The GSMA Co-Publishes First of Its Kind Gender Transformative Digital Skills Education Framework
To celebrate International Women’s History month the GSMA has co-published the first of its kind gender transformative digital skills education framework which was presented at a high level event hosted on the fringes of the 68th Session of the UN Commission on the Status of Women.
The framework titled “Her Digital Skills: Towards a Gender Transformative Approach” and a set of initial, promising practices is the collective work of EQUALS Her Digital Skills Initiative which includes co-founders; the GSMA, International Telecommunication Union (ITU), Ernst and Young (EY), and Women’s WorldWide Web (W4). There is also a select group of international organizations in this space including the World Bank, UNDP, UNICEF, Plan International, GiZ, and the AIDS Healthcare Foundation. Download the report here.
A decade of research in both low-and middle-income countries (LMICs) and high-income countries shows that regressive social and gender norms play a critical role in perpetuating the gender digital divide, in all its forms.
Designers of digital skills programmes, therefore, must address normative barriers. A ‘gender transformative’ approach to digital skills education – where programmes seek to advance gender equality and/or women’s empowerment by changing harmful gender norms, roles and power relations – is urgently required.
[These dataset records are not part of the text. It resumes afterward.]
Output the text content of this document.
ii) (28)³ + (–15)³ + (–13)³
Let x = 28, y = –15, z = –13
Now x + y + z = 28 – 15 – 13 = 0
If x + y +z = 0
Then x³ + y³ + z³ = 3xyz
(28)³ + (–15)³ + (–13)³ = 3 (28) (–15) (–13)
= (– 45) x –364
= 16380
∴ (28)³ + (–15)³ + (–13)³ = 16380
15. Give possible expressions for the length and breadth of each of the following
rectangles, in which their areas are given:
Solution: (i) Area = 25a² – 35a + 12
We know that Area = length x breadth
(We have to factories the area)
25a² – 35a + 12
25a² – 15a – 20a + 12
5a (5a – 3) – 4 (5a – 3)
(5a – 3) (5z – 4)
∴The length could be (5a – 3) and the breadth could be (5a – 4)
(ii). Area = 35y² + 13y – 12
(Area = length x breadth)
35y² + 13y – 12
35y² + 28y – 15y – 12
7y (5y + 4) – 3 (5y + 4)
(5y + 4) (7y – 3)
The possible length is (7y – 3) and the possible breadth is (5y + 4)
This framework and practitioners’ guide recommends gender-transformative approaches to the design of digital skills education programmes: both inside and outside the classroom. It outlines an inclusive, contextualised, competency-based approach to learning strategies, curricula and content, and underscores the importance of integrating gender norm change theory and practice. The report also recommends how different stakeholders can intervene in the wider ecosystem to bridge the gender digital divide.
This work was conducted in an effort to produce an innovative educational framework in delivering digital skills. It was strengthened with exhaustive research in learning and pedagogical philosophies for the purpose of developing a set of self-paced gender transformative digital skills courses (ie EQUALS Badges). This was part of the EQUALS Her Digital Skills initiative targeting girls and young women across the globe.
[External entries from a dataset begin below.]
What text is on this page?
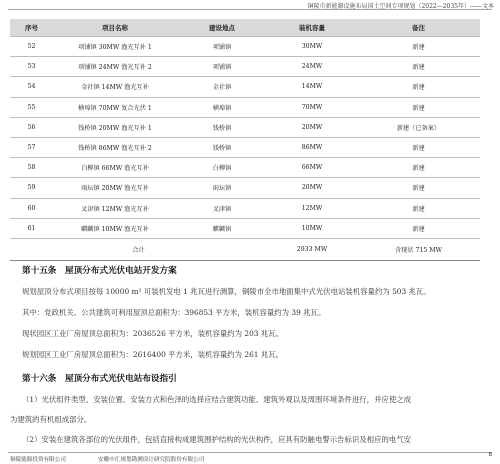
铜陵市新能源设施布局国土空间专项规划（2022—2035年）——文本
序号	项目名称	建设地点	装机容量	备注
52	项铺镇 30MW 渔光互补 1	项铺镇	30MW	新建
53	项铺镇 24MW 渔光互补 2	项铺镇	24MW	新建
54	金社镇 14MW 渔光互补	金社镇	14MW	新建
55	横埠镇 70MW 复合光伏 1	横埠镇	70MW	新建
56	钱桥镇 20MW 渔光互补 1	钱桥镇	20MW	新建（已备案）
57	钱桥镇 86MW 渔光互补 2	钱桥镇	86MW	新建
58	白柳镇 66MW 渔光互补	白柳镇	66MW	新建
59	雨坛镇 20MW 渔光互补	雨坛镇	20MW	新建
60	叉津镇 12MW 渔光互补	叉津镇	12MW	新建
61	麒麟镇 10MW 渔光互补	麒麟镇	10MW	新建
合计			2933 MW	含现状 715 MW
第十五条　屋顶分布式光伏电站开发方案
规划屋顶分布式项目按每 10000 m² 可装机发电 1 兆瓦进行测算，铜陵市全市地面集中式光伏电站装机容量约为 503 兆瓦。
其中：党政机关、公共建筑可利用屋顶总面积为：396853 平方米，装机容量约为 39 兆瓦。
现状园区工业厂房屋顶总面积为：2036526 平方米，装机容量约为 203 兆瓦。
规划园区工业厂房屋顶总面积为：2616400 平方米，装机容量约为 261 兆瓦。
第十六条　屋顶分布式光伏电站布设指引
（1）光伏组件类型、安装位置、安装方式和色泽的选择应结合建筑功能、建筑外观以及周围环境条件进行，并应使之成
为建筑的有机组成部分。
（2）安装在建筑各部位的光伏组件，包括直接构成建筑围护结构的光伏构件，应具有防触电警示告标识及相应的电气安
铜陵能源投资有限公司	安徽中汇规划勘测设计研究院股份有限公司
8
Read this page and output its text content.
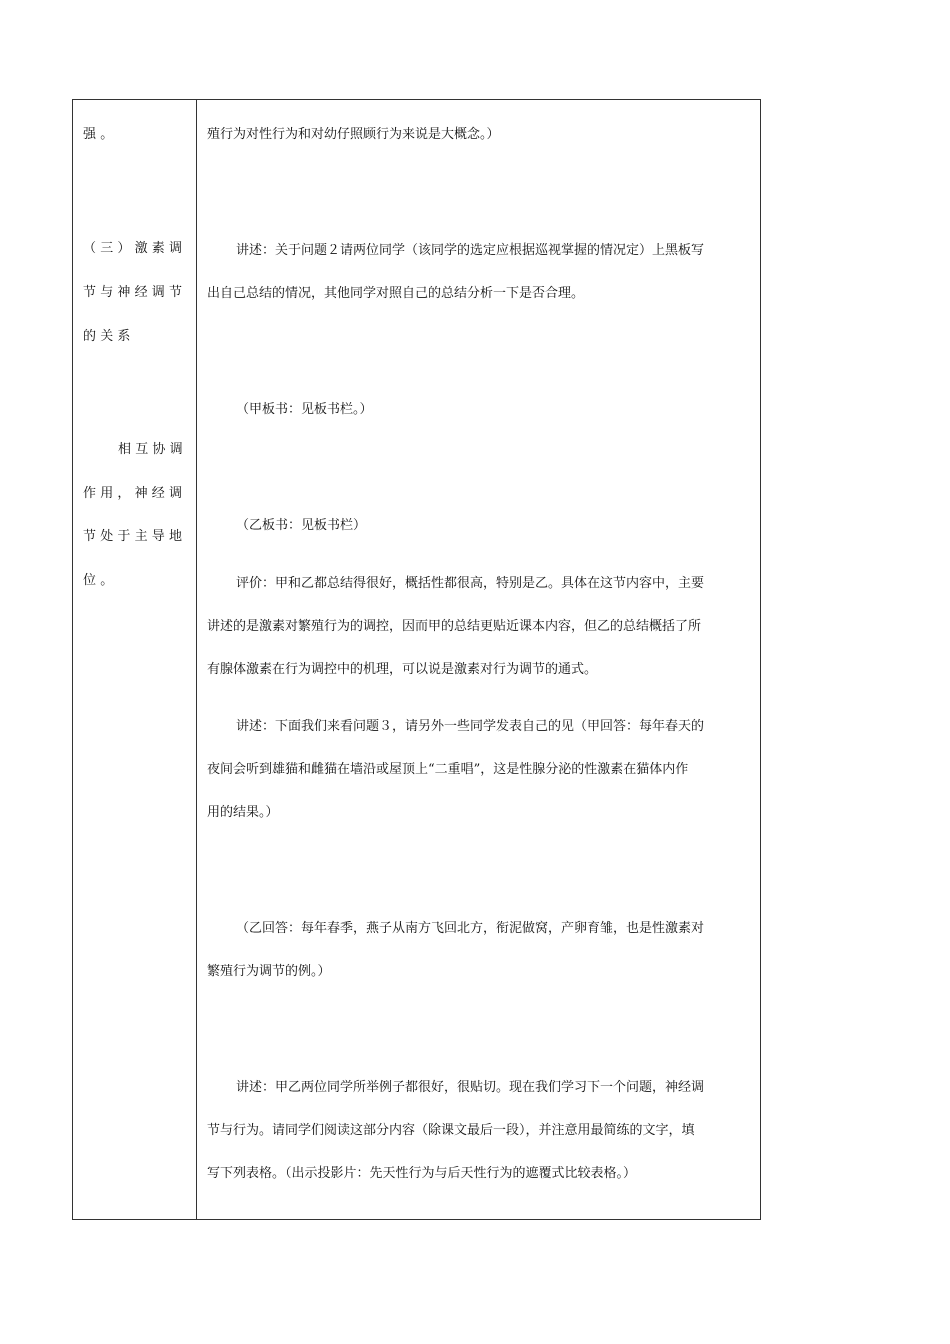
强。
（三）激素调
节与神经调节
的关系
相互协调
作用，神经调
节处于主导地
位。
殖行为对性行为和对幼仔照顾行为来说是大概念。）
讲述：关于问题２请两位同学（该同学的选定应根据巡视掌握的情况定）上黑板写
出自己总结的情况，其他同学对照自己的总结分析一下是否合理。
（甲板书：见板书栏。）
（乙板书：见板书栏）
评价：甲和乙都总结得很好，概括性都很高，特别是乙。具体在这节内容中，主要
讲述的是激素对繁殖行为的调控，因而甲的总结更贴近课本内容，但乙的总结概括了所
有腺体激素在行为调控中的机理，可以说是激素对行为调节的通式。
讲述：下面我们来看问题３，请另外一些同学发表自己的见（甲回答：每年春天的
夜间会听到雄猫和雌猫在墙沿或屋顶上“二重唱”，这是性腺分泌的性激素在猫体内作
用的结果。）
（乙回答：每年春季，燕子从南方飞回北方，衔泥做窝，产卵育雏，也是性激素对
繁殖行为调节的例。）
讲述：甲乙两位同学所举例子都很好，很贴切。现在我们学习下一个问题，神经调
节与行为。请同学们阅读这部分内容（除课文最后一段），并注意用最简练的文字，填
写下列表格。（出示投影片：先天性行为与后天性行为的遮覆式比较表格。）
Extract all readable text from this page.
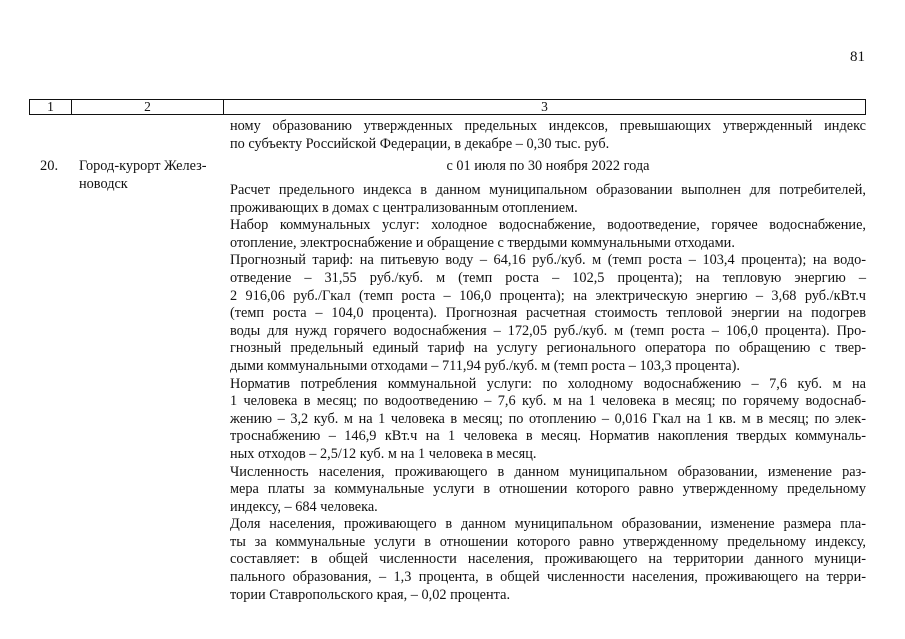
81
1	2	3
ному образованию утвержденных предельных индексов, превышающих утвержденный индекс
по субъекту Российской Федерации, в декабре – 0,30 тыс. руб.
20. Город-курорт Желез-
новодск
с 01 июля по 30 ноября 2022 года

Расчет предельного индекса в данном муниципальном образовании выполнен для потребителей,
проживающих в домах с централизованным отоплением.

Набор коммунальных услуг: холодное водоснабжение, водоотведение, горячее водоснабжение,
отопление, электроснабжение и обращение с твердыми коммунальными отходами.

Прогнозный тариф: на питьевую воду – 64,16 руб./куб. м (темп роста – 103,4 процента); на водо-
отведение – 31,55 руб./куб. м (темп роста – 102,5 процента); на тепловую энергию –
2 916,06 руб./Гкал (темп роста – 106,0 процента); на электрическую энергию – 3,68 руб./кВт.ч
(темп роста – 104,0 процента). Прогнозная расчетная стоимость тепловой энергии на подогрев
воды для нужд горячего водоснабжения – 172,05 руб./куб. м (темп роста – 106,0 процента). Про-
гнозный предельный единый тариф на услугу регионального оператора по обращению с твер-
дыми коммунальными отходами – 711,94 руб./куб. м (темп роста – 103,3 процента).

Норматив потребления коммунальной услуги: по холодному водоснабжению – 7,6 куб. м на
1 человека в месяц; по водоотведению – 7,6 куб. м на 1 человека в месяц; по горячему водоснаб-
жению – 3,2 куб. м на 1 человека в месяц; по отоплению – 0,016 Гкал на 1 кв. м в месяц; по элек-
троснабжению – 146,9 кВт.ч на 1 человека в месяц. Норматив накопления твердых коммуналь-
ных отходов – 2,5/12 куб. м на 1 человека в месяц.

Численность населения, проживающего в данном муниципальном образовании, изменение раз-
мера платы за коммунальные услуги в отношении которого равно утвержденному предельному
индексу, – 684 человека.

Доля населения, проживающего в данном муниципальном образовании, изменение размера пла-
ты за коммунальные услуги в отношении которого равно утвержденному предельному индексу,
составляет: в общей численности населения, проживающего на территории данного муници-
пального образования, – 1,3 процента, в общей численности населения, проживающего на терри-
тории Ставропольского края, – 0,02 процента.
Commenting on the importance of this work Tamara Dancheva, Senior International Relations Manager and the Co-Chair of the EQUALS Skills Coalition said: “In 2016, the GSMA led the mobile industry to become the first sector to commit to the UN Sustainable Development Goals, placing digital equity for women and girls at the core of our mission to connect everyone and everything to a better future. Advancing digital gender equity and equality is therefore a topic of critical importance to the GSMA which is why we co-founded the EQUALS Her Digital Skills Initiative. I am particularly pleased that as part of our efforts we have now jointly pioneered a set of guiding principles, which not only aim to tackle the digital skills gender divide, but also normative barriers which lay at the core of gender inequality.”
Claire Sterngold, Market Engagement Manager for Digital Inclusion at the GSMA and member of the Equals GTDSE Expert Group that produced the framework, provided further comments: “Women are 15% less likely than men to use mobile internet across low- and middle-income countries. To address this gap, it is key to address the barriers women face to using mobile phones and the internet including a lack of basic digital skills. The EQUALS Her Digital Skills Initiative Gender Transformative Digital Skills Education Framework provides practitioners and stakeholders working to address the digital gender divide with practical tools and resources to address the barriers women face and support them to acquire the digital skills needed to benefit from connectivity.
Targeted action is needed to both address the mobile internet gender gap as well as ensure that everyone is able to benefit from connectivity. Looking ahead, I am excited to support partners to leverage this framework to drive gender transformative digital skills initiatives to advance women’s digital inclusion.”
The framework and guide are also intended as a valuable resource for stakeholders working to increase the digital skills of women and girls around the world such as practitioners in governments, educational institutions, civil society organisations and the private sector; policy-makers and those involved in advocacy work at the state, national, regional and international levels and other stakeholders in the wider ecosystem, including employers, mass media institutions and social media platform providers.